Google pushes Android developers towards use of Google Wallet

Google pushes Android developers towards use of Google Wallet
When developers first started to populate the Android Market, Google didn’t have an in-house solution for in-app transactions. As a result developers turned to third party payment options, such as PayPalBoku, and Zong. While this solved the problem of enabling payments inside of Android apps, the multiple competing payment platforms hurt the rate at which app users purchased items (the “conversion rate”), because not all potential users would have the necessary payment account set up.

To address this, Google is now pushing developers to adopt the use of Google Wallet for all in-app payments. Users that purchase apps already have a Google Wallet account by default, so while switching the payment type involves more upfront work for developers, it should also lead to a higher conversion rate.

Charles Hudson, of Bionic Panda is seeing that in action since his company switched from PayPal to Google Wallet last spring. He indicated that while they lost a few customers initially, they have seen “an overall lift in conversion and monetization on a per-user basis,” since then. Hudson added. “Without having to choose your payment option it's closer to the one-click experience of the Apple iOS platform. The convenience factor would outweigh customer losses."

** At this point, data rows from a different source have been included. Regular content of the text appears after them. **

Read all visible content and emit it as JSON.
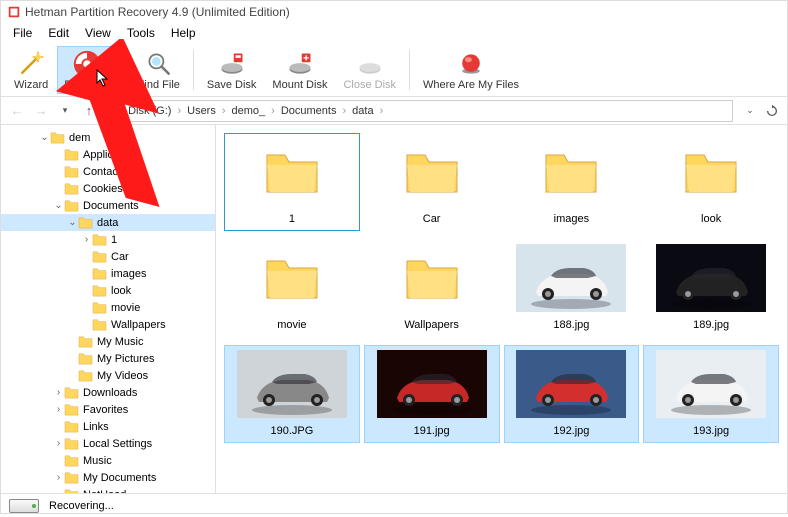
{
  "window_title": "Hetman Partition Recovery 4.9 (Unlimited Edition)",
  "menu": [
    "File",
    "Edit",
    "View",
    "Tools",
    "Help"
  ],
  "toolbar": {
    "wizard": "Wizard",
    "recovery": "Recovery",
    "find": "Find File",
    "save": "Save Disk",
    "mount": "Mount Disk",
    "close": "Close Disk",
    "where": "Where Are My Files"
  },
  "breadcrumb": [
    "Disk (G:)",
    "Users",
    "demo_",
    "Documents",
    "data"
  ],
  "tree": [
    {
      "level": 2,
      "exp": "v",
      "label": "dem",
      "folder": true
    },
    {
      "level": 3,
      "exp": "",
      "label": "Applicat",
      "folder": true
    },
    {
      "level": 3,
      "exp": "",
      "label": "Contacts",
      "folder": true
    },
    {
      "level": 3,
      "exp": "",
      "label": "Cookies",
      "folder": true
    },
    {
      "level": 3,
      "exp": "v",
      "label": "Documents",
      "folder": true
    },
    {
      "level": 4,
      "exp": "v",
      "label": "data",
      "folder": true,
      "selected": true
    },
    {
      "level": 5,
      "exp": ">",
      "label": "1",
      "folder": true
    },
    {
      "level": 5,
      "exp": "",
      "label": "Car",
      "folder": true
    },
    {
      "level": 5,
      "exp": "",
      "label": "images",
      "folder": true
    },
    {
      "level": 5,
      "exp": "",
      "label": "look",
      "folder": true
    },
    {
      "level": 5,
      "exp": "",
      "label": "movie",
      "folder": true
    },
    {
      "level": 5,
      "exp": "",
      "label": "Wallpapers",
      "folder": true
    },
    {
      "level": 4,
      "exp": "",
      "label": "My Music",
      "folder": true
    },
    {
      "level": 4,
      "exp": "",
      "label": "My Pictures",
      "folder": true
    },
    {
      "level": 4,
      "exp": "",
      "label": "My Videos",
      "folder": true
    },
    {
      "level": 3,
      "exp": ">",
      "label": "Downloads",
      "folder": true
    },
    {
      "level": 3,
      "exp": ">",
      "label": "Favorites",
      "folder": true
    },
    {
      "level": 3,
      "exp": "",
      "label": "Links",
      "folder": true
    },
    {
      "level": 3,
      "exp": ">",
      "label": "Local Settings",
      "folder": true
    },
    {
      "level": 3,
      "exp": "",
      "label": "Music",
      "folder": true
    },
    {
      "level": 3,
      "exp": ">",
      "label": "My Documents",
      "folder": true
    },
    {
      "level": 3,
      "exp": "",
      "label": "NetHood",
      "folder": true
    }
  ],
  "tiles": [
    {
      "type": "folder",
      "label": "1",
      "first_sel": true
    },
    {
      "type": "folder",
      "label": "Car"
    },
    {
      "type": "folder",
      "label": "images"
    },
    {
      "type": "folder",
      "label": "look"
    },
    {
      "type": "folder",
      "label": "movie"
    },
    {
      "type": "folder",
      "label": "Wallpapers"
    },
    {
      "type": "image",
      "label": "188.jpg",
      "car": "white-front"
    },
    {
      "type": "image",
      "label": "189.jpg",
      "car": "black-side"
    },
    {
      "type": "image",
      "label": "190.JPG",
      "car": "gray-front",
      "selected": true
    },
    {
      "type": "image",
      "label": "191.jpg",
      "car": "red-dark",
      "selected": true
    },
    {
      "type": "image",
      "label": "192.jpg",
      "car": "red-blue",
      "selected": true
    },
    {
      "type": "image",
      "label": "193.jpg",
      "car": "white-side",
      "selected": true
    }
  ],
  "status": "Recovering..."
}
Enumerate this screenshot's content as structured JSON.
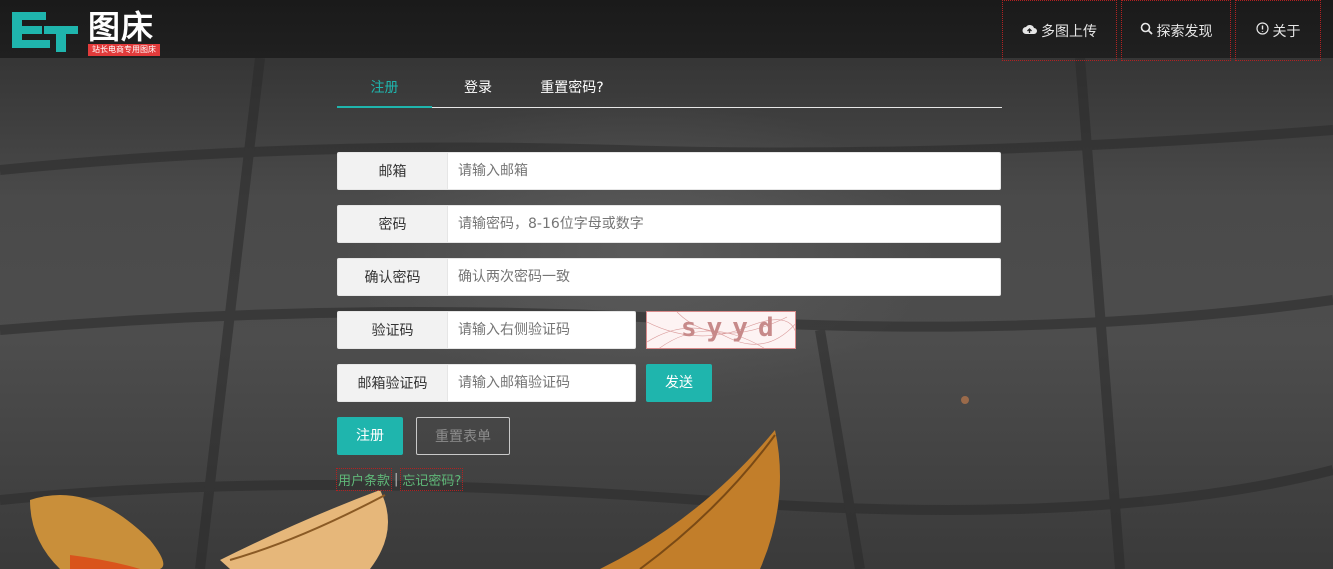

Not everyone has been as quick to change to the new payment system, and Google has started to send out notices that the current terms of use for the Google Play store (previously the Android Market) require the shift to Google Wallet. In some cases developers have received warnings that failure to comply could lead to delisting from the store until the app is updated.

Google gets a bigger cut of in-app payments from Google Wallet, taking the same 30% that Apple takes from their App Store. So the shift to Google Wallet could make Android more lucrative to the search giant. At the same time, studies have shown that in-app purchases have lagged significantly behind Apple’s App Store, which means that Android app development has often been less lucrative, despite having recently caught up to Apple in the number of apps served.

That means the shift should benefit everyone – consumers will get a simpler, one-click way to make in-app purchases, developers should get a resulting increase in their conversion rate, and Google should get both a bigger revenue stream and an app ecosystem that helps make Android even more appealing to customers who dislike complexity.